The leisure society ranks right up there with the flying car as a topic where there’s been a whole lot of talk and very little action.
Anyone who’s been around a while will have heard many stories about how greater workplace productivity – often linked to computers and mechanization – would free us from toil, shortening the workweek and providing us with the opportunity for personal development.
That’s happened like the Jetsons’ family car has saved the Detroit Three.
When it comes to leisure time, we’ve been going backwards instead. Actually, the same could be said about the automakers.
So, what happened to all that leisure time we were promised?
You can blame industrialization, but we’re also responsible to a certain extent, allowing for a sense of community to fade away while indulging our own greed.
“We’re always pushing to get more and have more and do more,” says Richard Danielson, a professor in the School of Human Kinetics at Laurentian University in Sudbury.
He and his wife, Dr. Karen Danielson, have made a long study of the mythical leisure society, concluding that the changes that brought us the assembly line and mass-production ended up being applied to all facets of our lives, putting us on the treadmill of the consumer society.
“It’s a symptom of industrialization, the growth society where we’re going for more and more and more,” he says.
Adds Karen, “the industrial system was designed to do things like produce cars and widgets. It wasn’t designed for people.”
Those inadequacies, however, didn’t prevent us from adopting them into other parts of our lives. Ironically, that includes our leisure time, which has become just another commodity to be arranged in blocks of time and paid for.
“That system is actually providing our leisure – entertainment and fun activities. We’re paying for that, and doing it on a rigid time schedule.”
In that sense, we’re actually working harder to pay for our leisure. Instead of enjoying the simple pleasures in life, the ones that really matter to us at the end of the day, we’ve let our personal time become monetized, like so much else in life.
The rub comes in the fact that money, an external factor, can only motivate us for so long. Eventually, we will need to foster our internal values of love, family, happiness and personal fulfillment. The society we’ve created can’t nurture those ideals.
We’ve come to our current state by suppressing our nature, our long history of interdependence on others, of building long-term relationships, says Karen.
The perversion of natural tendencies is no more evident than in the concept of quality time that has developed in the last few decades: scheduling small sessions of time with family. Whereas family time, and wider community ties, were for the most part just part of normal, everyday life, we’ve even managed to treat time with our children as another specialized commodity, another block on the calendar.
That’s not really a surprise, their research reveals, given the way we try to treat everything in an industrial fashion, including many things that don’t work well in a factory mindset: health care, social services, education and the arts, for instance.
Under the modern influence, we’ve become short-term thinkers: the next purchase, the next paycheque, the next bit of pleasure. Just as that kind of thinking has crippled our economy – think about all the companies using today’s stock price, this quarter’s numbers as an excuse to downsize or move offshore, not to mention the scams and financial shortcuts – it trickles down into our everyday lives.

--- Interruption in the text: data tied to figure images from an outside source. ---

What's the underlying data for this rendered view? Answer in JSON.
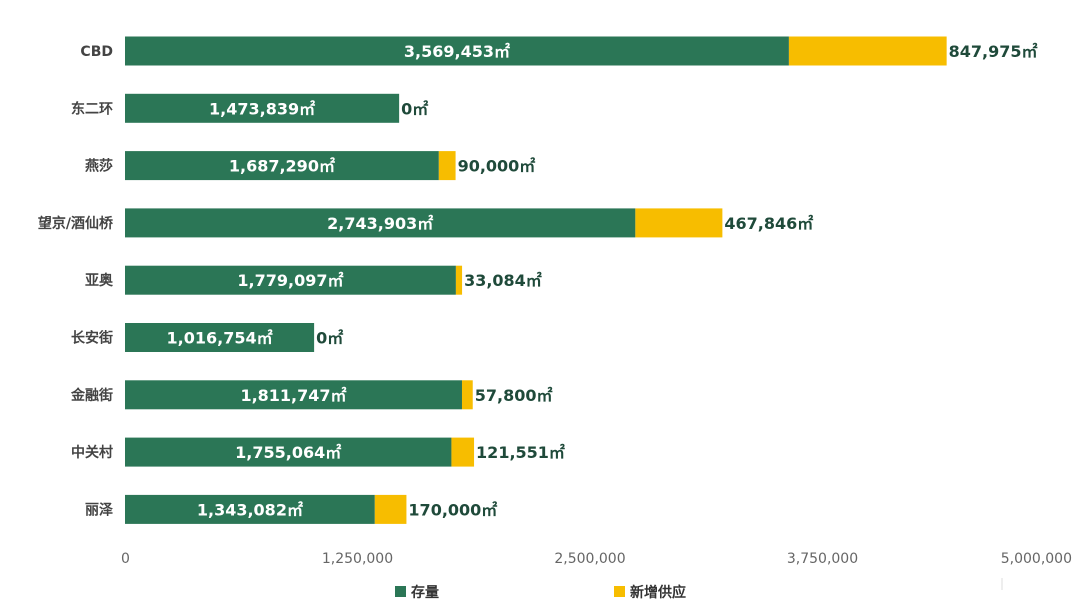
{
  "chart_data": {
    "type": "bar",
    "orientation": "horizontal",
    "stacked": true,
    "categories": [
      "CBD",
      "东二环",
      "燕莎",
      "望京/酒仙桥",
      "亚奥",
      "长安街",
      "金融街",
      "中关村",
      "丽泽"
    ],
    "series": [
      {
        "name": "存量",
        "color": "#2b7656",
        "values": [
          3569453,
          1473839,
          1687290,
          2743903,
          1779097,
          1016754,
          1811747,
          1755064,
          1343082
        ],
        "labels": [
          "3,569,453㎡",
          "1,473,839㎡",
          "1,687,290㎡",
          "2,743,903㎡",
          "1,779,097㎡",
          "1,016,754㎡",
          "1,811,747㎡",
          "1,755,064㎡",
          "1,343,082㎡"
        ]
      },
      {
        "name": "新增供应",
        "color": "#f7bd00",
        "values": [
          847975,
          0,
          90000,
          467846,
          33084,
          0,
          57800,
          121551,
          170000
        ],
        "labels": [
          "847,975㎡",
          "0㎡",
          "90,000㎡",
          "467,846㎡",
          "33,084㎡",
          "0㎡",
          "57,800㎡",
          "121,551㎡",
          "170,000㎡"
        ]
      }
    ],
    "xlim": [
      0,
      5000000
    ],
    "xticks": [
      0,
      1250000,
      2500000,
      3750000,
      5000000
    ],
    "xtick_labels": [
      "0",
      "1,250,000",
      "2,500,000",
      "3,750,000",
      "5,000,000"
    ],
    "grid": false,
    "legend_position": "bottom"
  }
}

The good news is that there are some people starting to challenge some decades-old assumptions about how we organize our society. Just as the environmental movement, for instance, started with a few voices in the wilderness and gradually grew to become mainstream thinking, so too can we hope for improvements in our lifestyles that might yield more leisure time.
“There are people who realize there are alternatives. You can just say no to work,” Richard quips.

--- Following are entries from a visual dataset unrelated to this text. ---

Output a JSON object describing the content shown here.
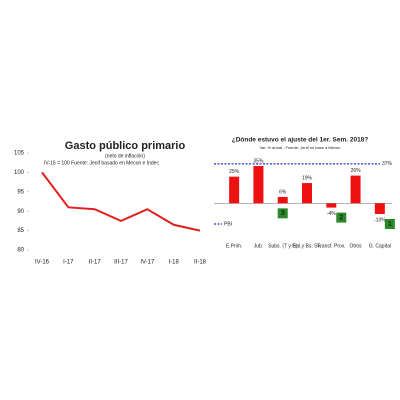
{
  "chart_data": [
    {
      "type": "line",
      "title": "Gasto público primario",
      "subtitle": "(neto de inflación)",
      "note": "IV-16 = 100 Fuente: Jenif basado en Mecon e Indec",
      "categories": [
        "IV-16",
        "I-17",
        "II-17",
        "III-17",
        "IV-17",
        "I-18",
        "II-18"
      ],
      "values": [
        100,
        91,
        90.5,
        87.5,
        90.5,
        86.5,
        85
      ],
      "color": "#e02020",
      "ylim": [
        80,
        105
      ],
      "yticks": [
        80,
        85,
        90,
        95,
        100,
        105
      ]
    },
    {
      "type": "bar",
      "title": "¿Dónde estuvo el ajuste del 1er. Sem. 2018?",
      "subtitle": "Var. % anual - Fuente: Jenif en base a Mecon",
      "categories": [
        "E.Prim.",
        "Jub.",
        "Subs. (T y E)",
        "Sal.y Bs. Sv.",
        "Transf. Prov.",
        "Otros",
        "G. Capital"
      ],
      "values": [
        25,
        35,
        6,
        19,
        -4,
        26,
        -10
      ],
      "value_labels": [
        "25%",
        "35%",
        "6%",
        "19%",
        "-4%",
        "26%",
        "-10%"
      ],
      "rank_labels": [
        null,
        null,
        "3",
        null,
        "2",
        null,
        "1"
      ],
      "color": "#ee1111",
      "ylim": [
        -25,
        50
      ],
      "reference": {
        "name": "PBI",
        "value": 37,
        "label": "37%",
        "color": "#2233cc"
      }
    }
  ]
}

Although he sees no end to the all-too-common 50-, 60-, or 70-hour workweek on the horizon, Danielson remains optimistic that things will change, even if that means things have to get worse before they get better.
“We’re a society under stress. We will get sicker. We will decrease our lifespan. We will have more social unrest. And our society will fail.”
However, things may not get that far; we may try to halt the pain before it gets too bad, putting ourselves back on the course that served us for much longer than the current fixation on methods of industrialization.
“It will change, it’s just a matter of how long we want to suffer. Eventually, if you hurt enough, you’ll fix it.”